The last part of the State Department Trump will need around one way or another is the Bureau of Consular Affairs. Consular performs the traditional government functions of assisting Americans overseas when they’re arrested, caught up in a natural disaster, or just need help with social security or a new passport.
The big swinging bat, however, is visa issuance. Visas are what fills the American economy with tourists, Silicon Valley with engineers, and universities with foreign students. Visas are the State Department’s cash cow: in 2016 close to 11 million tourist, worker, and student visas were issued at an average fee collected of $160. That’s well over $1.7 billion in revenue in addition to the budget Congress allots State.
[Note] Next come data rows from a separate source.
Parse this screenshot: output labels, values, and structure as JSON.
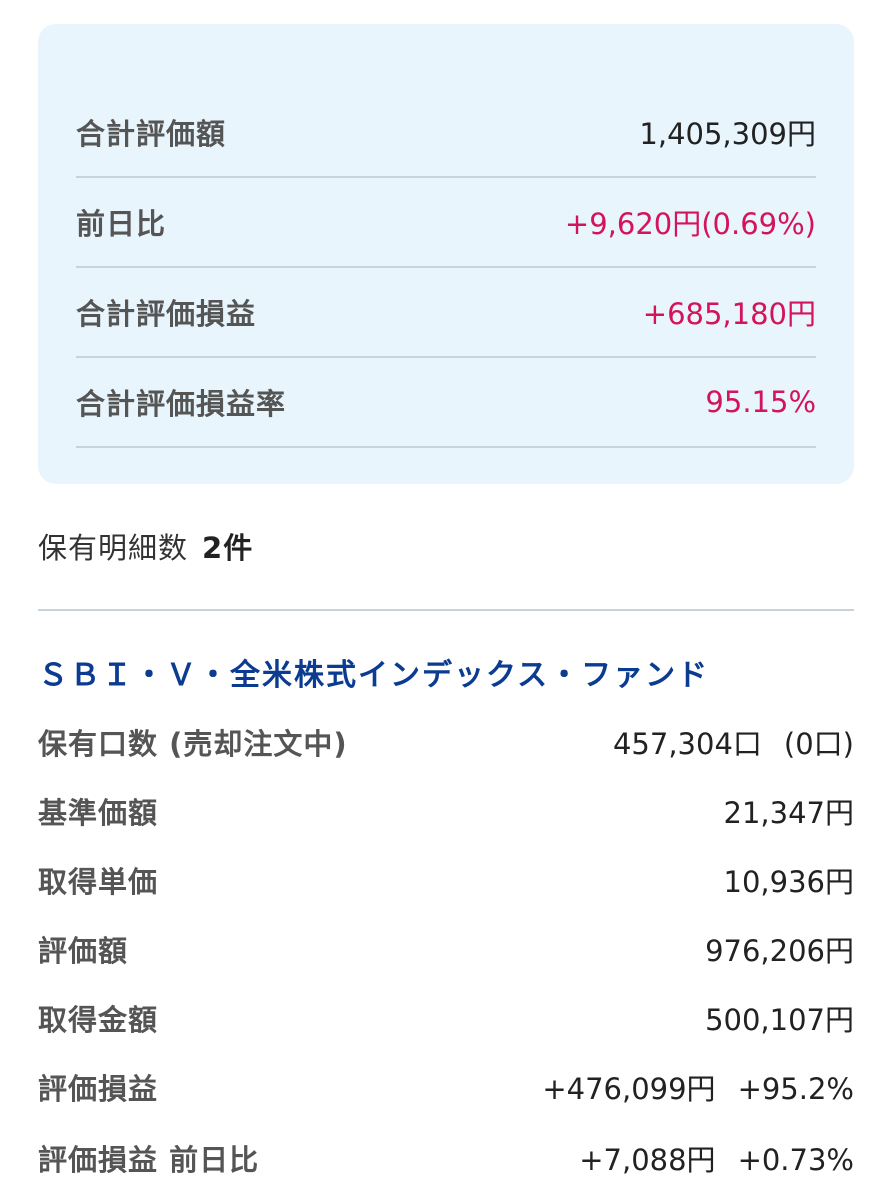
{
  "summary": {
    "rows": [
      {
        "label": "合計評価額",
        "value": "1,405,309円"
      },
      {
        "label": "前日比",
        "value": "+9,620円(0.69%)"
      },
      {
        "label": "合計評価損益",
        "value": "+685,180円"
      },
      {
        "label": "合計評価損益率",
        "value": "95.15%"
      }
    ]
  },
  "holdings_count": {
    "label": "保有明細数",
    "value": "2件"
  },
  "fund": {
    "name": "ＳＢＩ・Ｖ・全米株式インデックス・ファンド",
    "details": [
      {
        "label": "保有口数 (売却注文中)",
        "value": "457,304口",
        "value2": "(0口)"
      },
      {
        "label": "基準価額",
        "value": "21,347円"
      },
      {
        "label": "取得単価",
        "value": "10,936円"
      },
      {
        "label": "評価額",
        "value": "976,206円"
      },
      {
        "label": "取得金額",
        "value": "500,107円"
      },
      {
        "label": "評価損益",
        "value": "+476,099円",
        "value2": "+95.2%"
      },
      {
        "label": "評価損益 前日比",
        "value": "+7,088円",
        "value2": "+0.73%"
      }
    ]
  },
  "colors": {
    "positive": "#d4145a",
    "fund_title": "#0b3c91",
    "card_background": "#e8f5fc"
  }
}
The Bureau of Consular Affairs holds a budget surplus in reserve whose dollar amount is one of the most closely held non-national security secrets inside government.
But in a Trumpian state of mind, what looks like a strength at Foggy Bottom might turn out to be a weakness. State fought viciously after 9/11 to hold on to consular work, even as the Bush administration sought to consolidate the consular function into the then-new Department of Homeland Security.
State won the bureaucratic fight in 2001, but if the Trump administration really wanted to effectively wipe away most of the State Department proper, it might need to do little more than kick out the strongest (and most profitable) leg holding up the whole edifice. Like a jenga tower, Trump can pick away at the top positions for media and political points, but if he really wants to see it all fall down, he’ll attack the bottom. Watch for it; it’ll tell you how serious this fight really is.